Let’s ask for 3 entities since 20.
$ curl -s -H "$AUTH_HEADER" 'http://localhost:9042/api/publishers/published-letters/entities?since=20&limit=3' | jq .
[
{
"_id": "V",
"_deleted": false,
"_updated": 21,
"_previous": null,
"_ts": 1507790035417716,
"_hash": "3e51777d62023b889d1c0f5e31b5fdba"
},
{
"_id": "W",
"_deleted": false,
"_updated": 22,
"_previous": null,
"_ts": 1507790035417743,
"_hash": "fb732242a8014e1409cb20a9888ca91e"
},
{
"_id": "X",
"_deleted": false,
"_updated": 23,
"_previous": null,
"_ts": 1507790035417768,
"_hash": "268c63c34e22c7a63053e8aad251b3aa"
}
]
And then 3 entities since 23.
$ curl -s -H "$AUTH_HEADER" 'http://localhost:9042/api/publishers/published-letters/entities?since=23&limit=3' | jq .
[
{
"_id": "Y",
"_deleted": false,
"_updated": 24,
"_previous": null,
"_ts": 1507790035417793,
"_hash": "986e0f38daace41b0bd4a122ed540967"
},
{
"_id": "Z",
"_deleted": false,
"_updated": 25,
"_previous": null,
"_ts": 1507790035417817,
"_hash": "05118526797098ea97f0b63ae562e174"
}
]
Example: dataset subset¶
In this example we’ll use one pipe. It is almost the same as the one in the previous section, but this time we’ve identified the vowels and also declared an index on the dataset sink.

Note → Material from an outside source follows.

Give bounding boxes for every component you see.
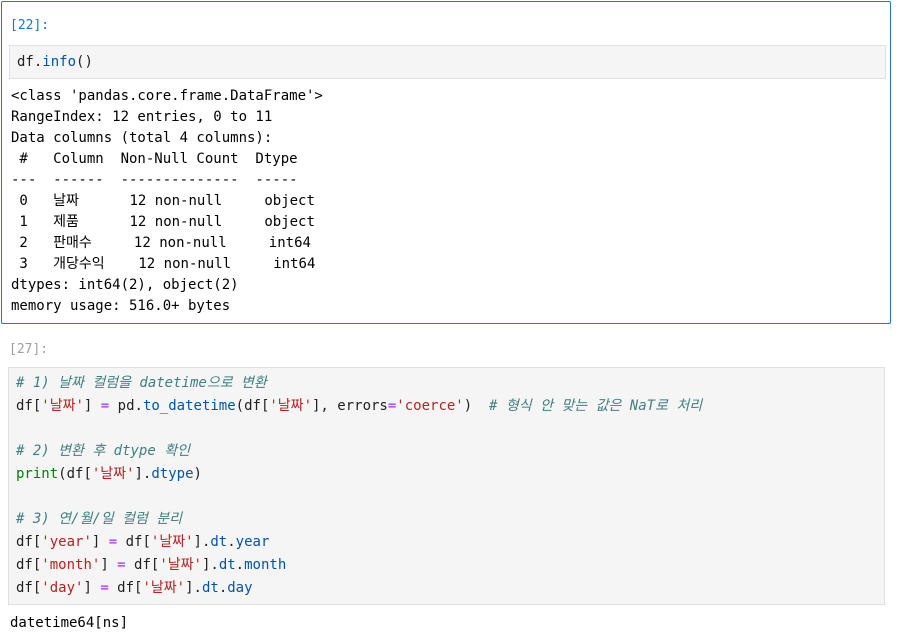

This index can be used to retrieve a subset from the letters
dataset:
{
"_id": "letters",
"type": "pipe",
"source": {
"type": "embedded",
"entities": [
{"_id": "A", "vowel": true},
{"_id": "B"},
{"_id": "C"},
{"_id": "D"},
{"_id": "E", "vowel": true},
{"_id": "F"},
{"_id": "G"},
{"_id": "H"},
{"_id": "I", "vowel": true},
{"_id": "J"},
{"_id": "K"},
{"_id": "L"},
{"_id": "M"},
{"_id": "N"},
{"_id": "O", "vowel": true},
{"_id": "P"},
{"_id": "Q"},
{"_id": "R"},
{"_id": "S"},
{"_id": "T"},
{"_id": "U", "vowel": true},
{"_id": "V"},
{"_id": "W"},
{"_id": "X"},
{"_id": "Y", "vowel": true},
{"_id": "Z"}
]
},
"sink": {
"indexes": ["_S.vowel"]
}
}
Now we can use the dataset endpoint,
/api/datasets/letters/entities
, which supports the
JSON Pull protocol, to retrieve the subset. The subset is expressed as an equality expression, ["eq", "_S.vowel", true]

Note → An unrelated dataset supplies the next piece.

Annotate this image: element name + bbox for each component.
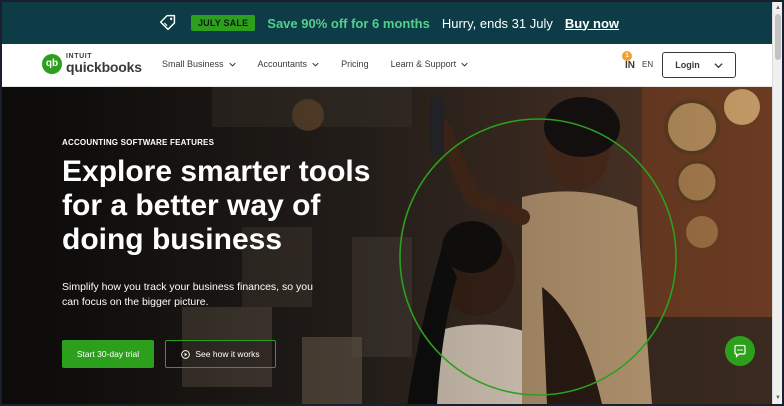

, with the index expression in the left side and the subset value on the right side. Note that all request parameters must be URL encoded, and in the case of the subset expression this makes it look garbled.
$ curl -s -H "$AUTH_HEADER" 'http://localhost:9042/api/datasets/letters/entities?subset=%5B%22eq%22%2C+%22_S.vowel%22%2C+true%5D' | jq .
[
{
"vowel": true,
"_id": "A",
"_deleted": false,
"_updated": 0,
"_previous": null,
"_ts": 1566889765658992,
"_hash": "bd43d289d45c8dccffda0aa05d9e39cf"
},
{
"vowel": true,
"_id": "E",
"_deleted": false,
"_updated": 4,
"_previous": null,
"_ts": 1566889765659581,
"_hash": "36d1cfe98ee07d463c82d356cac55c35"
},
{
"vowel": true,
"_id": "I",
"_deleted": false,
"_updated": 8,
"_previous": null,
"_ts": 1566889765660099,
"_hash": "0f46df8330b95f661d1165eba5a141ac"
},
{
"vowel": true,
"_id": "O",
"_deleted": false,
"_updated": 14,
"_previous": null,
"_ts": 1566889765660912,
"_hash": "0a02eda8f99d6bf81f49e63a059f95fa"
},
{
"vowel": true,
"_id": "U",
"_deleted": false,
"_updated": 20,
"_previous": null,
"_ts": 1566889765661476,
"_hash": "c50c560caac61b289a605a8f23e044ce"
},
{
"vowel": true,
"_id": "Y",
"_deleted": false,
"_updated": 24,
"_previous": null,
"_ts": 1566889765661751,
"_hash": "82bb94970ffea2b08cc15de9d26dd4f6"
}
]
Note that subsets can also be exposed via a published endpoint, but then the subset
property must be specified on the dataset source. In that case the subset
request parameter is not neccessary as only this one specific subset is published.